Medical treatment and palliative surgery, which postpone definitive repair, are therefore of marginal importance today, except in cases of pulmonary atresia or hypoplasia of the pulmonary arteries [12]. According to the therapeutic project, we have classified our patients into three groups:

The commitment of humanitarian NGOs and referral doctors in the management of this pathology made it possible to operate on 32 cases, i.e., 57.1%.

Our result is superior to that of BAH MB et al. in 2022 who had 12 cases (32%) of tetralogy of Fallot operated on [6]. This can be explained by the longer duration of our study, but also by our larger cohort. Only one patient underwent palliative treatment with a right Blalock-type systemic-pulmonary anastomosis as a first-line treatment on arrival for severe anoxic malaise complicated by cardio respiratory arrest. One month after his condition had stabilised, a complete cure by sectioning the ring and widening the pulmonary tract was performed. The vast majority of our patients (96.9%) underwent surgical correction as first-line treatment, which is corroborated by the literature showing a trend towards greater use of this type of approach [17] [18]. The surgical technique for complete correction may involve either placement of a transannular patch (TAP) from the infundibulum of the VD to the pulmonary bifurcation to widen the stenosis of the VD outflow tract, or a technique to preserve the annulus and pulmonary valve without TAP [18] [19].

The use of a TAP currently depends on the degree of narrowing of the pulmonary annulus [18] [19].

Our analysis shows that the majority of patients benefited from preservation of the annulus.
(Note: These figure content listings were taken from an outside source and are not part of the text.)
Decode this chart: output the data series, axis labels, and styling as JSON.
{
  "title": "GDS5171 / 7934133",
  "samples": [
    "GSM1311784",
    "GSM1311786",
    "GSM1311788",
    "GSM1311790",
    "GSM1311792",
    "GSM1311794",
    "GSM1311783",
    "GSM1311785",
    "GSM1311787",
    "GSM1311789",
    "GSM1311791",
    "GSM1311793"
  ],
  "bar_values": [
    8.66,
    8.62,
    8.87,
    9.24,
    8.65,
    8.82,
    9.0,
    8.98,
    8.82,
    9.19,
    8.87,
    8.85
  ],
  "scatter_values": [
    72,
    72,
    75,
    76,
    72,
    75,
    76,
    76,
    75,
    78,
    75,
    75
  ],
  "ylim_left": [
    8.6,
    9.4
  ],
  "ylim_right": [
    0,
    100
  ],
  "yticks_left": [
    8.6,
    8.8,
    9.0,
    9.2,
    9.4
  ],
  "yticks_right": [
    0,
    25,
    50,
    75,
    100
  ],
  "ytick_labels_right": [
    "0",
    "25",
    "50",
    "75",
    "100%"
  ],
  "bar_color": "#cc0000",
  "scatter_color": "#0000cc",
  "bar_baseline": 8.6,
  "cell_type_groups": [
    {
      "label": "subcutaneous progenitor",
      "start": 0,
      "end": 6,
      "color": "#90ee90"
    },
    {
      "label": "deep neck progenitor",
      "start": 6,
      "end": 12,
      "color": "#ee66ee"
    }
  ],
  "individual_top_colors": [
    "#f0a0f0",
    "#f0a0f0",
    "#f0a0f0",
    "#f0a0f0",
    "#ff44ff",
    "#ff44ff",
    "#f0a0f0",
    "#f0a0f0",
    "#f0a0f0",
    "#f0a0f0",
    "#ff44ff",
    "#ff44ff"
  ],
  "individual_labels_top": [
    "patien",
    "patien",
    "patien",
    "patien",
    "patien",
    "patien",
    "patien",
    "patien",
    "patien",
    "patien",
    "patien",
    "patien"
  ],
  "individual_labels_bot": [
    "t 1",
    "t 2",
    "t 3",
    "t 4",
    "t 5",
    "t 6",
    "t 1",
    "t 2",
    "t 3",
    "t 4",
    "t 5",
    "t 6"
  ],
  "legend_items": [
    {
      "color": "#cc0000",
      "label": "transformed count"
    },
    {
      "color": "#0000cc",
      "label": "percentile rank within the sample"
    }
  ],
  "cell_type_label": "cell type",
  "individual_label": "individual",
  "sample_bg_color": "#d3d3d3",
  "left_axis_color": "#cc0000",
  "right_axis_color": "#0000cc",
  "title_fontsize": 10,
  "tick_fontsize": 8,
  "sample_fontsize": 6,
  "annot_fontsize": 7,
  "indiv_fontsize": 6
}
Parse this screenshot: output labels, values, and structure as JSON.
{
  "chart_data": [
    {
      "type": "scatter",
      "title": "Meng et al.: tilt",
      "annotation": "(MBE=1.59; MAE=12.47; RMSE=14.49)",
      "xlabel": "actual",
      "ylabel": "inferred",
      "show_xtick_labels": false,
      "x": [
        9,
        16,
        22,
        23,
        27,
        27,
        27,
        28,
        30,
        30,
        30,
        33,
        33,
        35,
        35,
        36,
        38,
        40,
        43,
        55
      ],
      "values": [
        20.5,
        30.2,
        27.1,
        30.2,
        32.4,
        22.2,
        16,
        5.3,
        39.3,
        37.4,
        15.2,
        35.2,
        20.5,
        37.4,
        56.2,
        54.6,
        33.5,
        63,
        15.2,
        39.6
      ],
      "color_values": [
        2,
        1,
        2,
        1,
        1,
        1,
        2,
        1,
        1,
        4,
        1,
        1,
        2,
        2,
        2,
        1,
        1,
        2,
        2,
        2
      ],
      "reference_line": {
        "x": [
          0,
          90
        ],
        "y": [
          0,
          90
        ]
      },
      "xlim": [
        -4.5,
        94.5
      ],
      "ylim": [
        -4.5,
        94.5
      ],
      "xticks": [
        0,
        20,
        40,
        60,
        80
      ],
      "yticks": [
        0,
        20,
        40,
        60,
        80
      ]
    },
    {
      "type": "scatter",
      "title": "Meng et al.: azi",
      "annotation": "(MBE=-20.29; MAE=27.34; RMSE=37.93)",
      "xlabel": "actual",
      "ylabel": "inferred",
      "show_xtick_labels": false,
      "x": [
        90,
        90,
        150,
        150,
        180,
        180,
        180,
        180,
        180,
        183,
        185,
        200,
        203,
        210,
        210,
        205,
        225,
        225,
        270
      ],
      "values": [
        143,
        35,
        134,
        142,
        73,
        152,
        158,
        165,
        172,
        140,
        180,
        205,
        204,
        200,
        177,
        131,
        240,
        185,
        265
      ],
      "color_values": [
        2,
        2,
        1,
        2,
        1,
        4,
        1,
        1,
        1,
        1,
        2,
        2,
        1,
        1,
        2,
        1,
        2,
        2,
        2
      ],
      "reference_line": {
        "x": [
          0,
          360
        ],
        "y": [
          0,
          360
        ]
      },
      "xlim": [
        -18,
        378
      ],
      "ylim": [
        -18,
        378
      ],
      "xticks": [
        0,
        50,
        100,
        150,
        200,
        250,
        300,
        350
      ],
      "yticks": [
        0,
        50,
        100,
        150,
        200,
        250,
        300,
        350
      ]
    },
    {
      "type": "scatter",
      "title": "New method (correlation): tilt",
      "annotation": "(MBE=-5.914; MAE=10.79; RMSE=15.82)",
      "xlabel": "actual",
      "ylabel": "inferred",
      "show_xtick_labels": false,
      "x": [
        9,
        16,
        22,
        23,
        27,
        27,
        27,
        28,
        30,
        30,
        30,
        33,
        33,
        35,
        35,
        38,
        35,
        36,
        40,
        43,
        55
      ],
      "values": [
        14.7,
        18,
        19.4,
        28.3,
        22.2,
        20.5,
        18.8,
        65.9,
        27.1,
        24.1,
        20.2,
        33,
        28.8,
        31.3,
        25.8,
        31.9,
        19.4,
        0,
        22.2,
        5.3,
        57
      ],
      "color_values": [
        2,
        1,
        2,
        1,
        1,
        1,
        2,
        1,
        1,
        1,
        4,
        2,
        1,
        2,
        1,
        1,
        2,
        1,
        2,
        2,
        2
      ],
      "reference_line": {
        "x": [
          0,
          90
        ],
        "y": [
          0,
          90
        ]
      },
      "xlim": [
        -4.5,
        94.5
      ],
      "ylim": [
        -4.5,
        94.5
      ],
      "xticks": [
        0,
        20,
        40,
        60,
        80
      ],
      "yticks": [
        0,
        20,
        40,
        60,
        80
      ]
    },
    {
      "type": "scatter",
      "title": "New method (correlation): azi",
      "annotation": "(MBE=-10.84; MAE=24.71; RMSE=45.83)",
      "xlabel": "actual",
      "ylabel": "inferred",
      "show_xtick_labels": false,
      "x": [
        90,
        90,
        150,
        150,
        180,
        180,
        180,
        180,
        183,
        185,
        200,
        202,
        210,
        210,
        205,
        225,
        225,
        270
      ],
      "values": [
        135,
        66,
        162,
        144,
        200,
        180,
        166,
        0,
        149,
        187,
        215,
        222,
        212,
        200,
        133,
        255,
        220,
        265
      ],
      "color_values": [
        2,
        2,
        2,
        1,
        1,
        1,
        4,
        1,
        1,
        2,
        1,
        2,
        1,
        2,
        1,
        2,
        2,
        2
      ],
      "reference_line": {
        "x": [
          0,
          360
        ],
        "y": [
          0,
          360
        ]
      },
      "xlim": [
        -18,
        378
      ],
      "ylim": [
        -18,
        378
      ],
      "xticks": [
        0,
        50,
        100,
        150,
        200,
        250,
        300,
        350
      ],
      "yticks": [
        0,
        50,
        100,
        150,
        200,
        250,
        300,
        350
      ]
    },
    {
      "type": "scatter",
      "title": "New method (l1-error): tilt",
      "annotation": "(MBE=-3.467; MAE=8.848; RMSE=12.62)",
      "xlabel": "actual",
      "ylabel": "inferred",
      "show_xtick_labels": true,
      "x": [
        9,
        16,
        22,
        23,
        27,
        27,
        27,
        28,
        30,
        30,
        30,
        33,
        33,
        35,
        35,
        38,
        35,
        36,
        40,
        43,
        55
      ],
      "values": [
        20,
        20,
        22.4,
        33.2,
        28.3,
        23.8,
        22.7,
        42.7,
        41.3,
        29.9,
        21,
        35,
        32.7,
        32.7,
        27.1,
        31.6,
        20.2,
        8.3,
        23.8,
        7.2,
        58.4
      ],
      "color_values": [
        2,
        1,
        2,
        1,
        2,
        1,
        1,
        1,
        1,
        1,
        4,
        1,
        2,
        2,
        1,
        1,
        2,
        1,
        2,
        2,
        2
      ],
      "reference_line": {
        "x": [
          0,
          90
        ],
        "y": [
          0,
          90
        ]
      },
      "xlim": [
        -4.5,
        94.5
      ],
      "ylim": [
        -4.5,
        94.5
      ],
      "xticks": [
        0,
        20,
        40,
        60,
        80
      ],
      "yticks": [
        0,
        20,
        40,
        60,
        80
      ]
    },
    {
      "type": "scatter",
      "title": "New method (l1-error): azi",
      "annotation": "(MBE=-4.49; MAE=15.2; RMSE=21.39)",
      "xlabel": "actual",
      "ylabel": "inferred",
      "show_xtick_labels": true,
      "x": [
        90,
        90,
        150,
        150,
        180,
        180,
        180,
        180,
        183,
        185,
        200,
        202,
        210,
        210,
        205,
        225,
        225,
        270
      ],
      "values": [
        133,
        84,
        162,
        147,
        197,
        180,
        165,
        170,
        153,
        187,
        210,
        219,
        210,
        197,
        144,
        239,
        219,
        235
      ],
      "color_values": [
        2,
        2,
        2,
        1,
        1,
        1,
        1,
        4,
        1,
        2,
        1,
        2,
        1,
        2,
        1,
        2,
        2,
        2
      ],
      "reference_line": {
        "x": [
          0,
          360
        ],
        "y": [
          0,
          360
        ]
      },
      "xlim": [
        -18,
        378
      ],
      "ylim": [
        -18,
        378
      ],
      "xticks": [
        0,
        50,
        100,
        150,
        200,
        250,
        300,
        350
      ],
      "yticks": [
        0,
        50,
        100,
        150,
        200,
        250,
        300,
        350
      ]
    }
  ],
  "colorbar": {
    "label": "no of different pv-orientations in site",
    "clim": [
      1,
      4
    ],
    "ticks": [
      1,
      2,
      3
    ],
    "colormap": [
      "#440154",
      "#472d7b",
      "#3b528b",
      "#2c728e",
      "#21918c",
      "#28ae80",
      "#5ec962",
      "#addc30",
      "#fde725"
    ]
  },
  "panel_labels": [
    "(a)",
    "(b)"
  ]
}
This choice could be explained by the fact that placement of a TAP has a major impact on the VD, which goes from a state of hypertrophy due to stenosis of the pulmonary tract to a state of significant volume overload with the removal of obstruction of the right outlet tract via this patch, thus creating significant pulmonary insufficiency. In our study, we found only two cases (6.25%) of junctional arrhythmia, which resolved rapidly after administration of antiarrhythmic drugs, with no recurrence reported.

Immediate postoperative mortality was 3.1% (one case) in our cohort. This result highlights the advances made in the surgical management of our patients with tetralogy of Fallot, with a positive impact on improving vital prognosis.
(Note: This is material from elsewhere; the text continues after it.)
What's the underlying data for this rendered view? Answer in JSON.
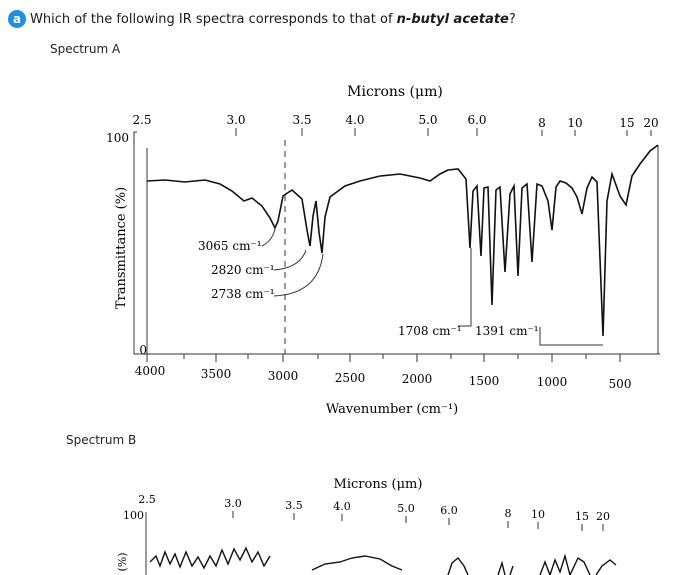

However, in order to be able to identify the variables that are important for post-operative results, it would be interesting to assess the outcome of these patients through a long-term study, analysing their progress, late complications and their various causes.

5. Conclusions

Thanks to the active involvement of medical NGOs and referring cardiologists, we can see that progress has been made in the surgical management of patients with tetralogy of Fallot, significantly reducing the short- and medium-term mortality of this condition, which has a poor prognosis in the absence of surgical treatment. However, despite the excellent results of paediatric cardiac surgery in the correction of Tetralogy of Fallot, these patients need regular long-term follow-ups, in order to detect any complications at an early stage and organise their management.

The establishment of a cardiac surgery centre in our country and the creation of social security cover for all would contribute to reducing the morbidity and mortality associated with this condition and would help to limit dependence on healthcare.

Conflicts of Interest

The authors declare no conflicts of interest regarding the publication of this paper.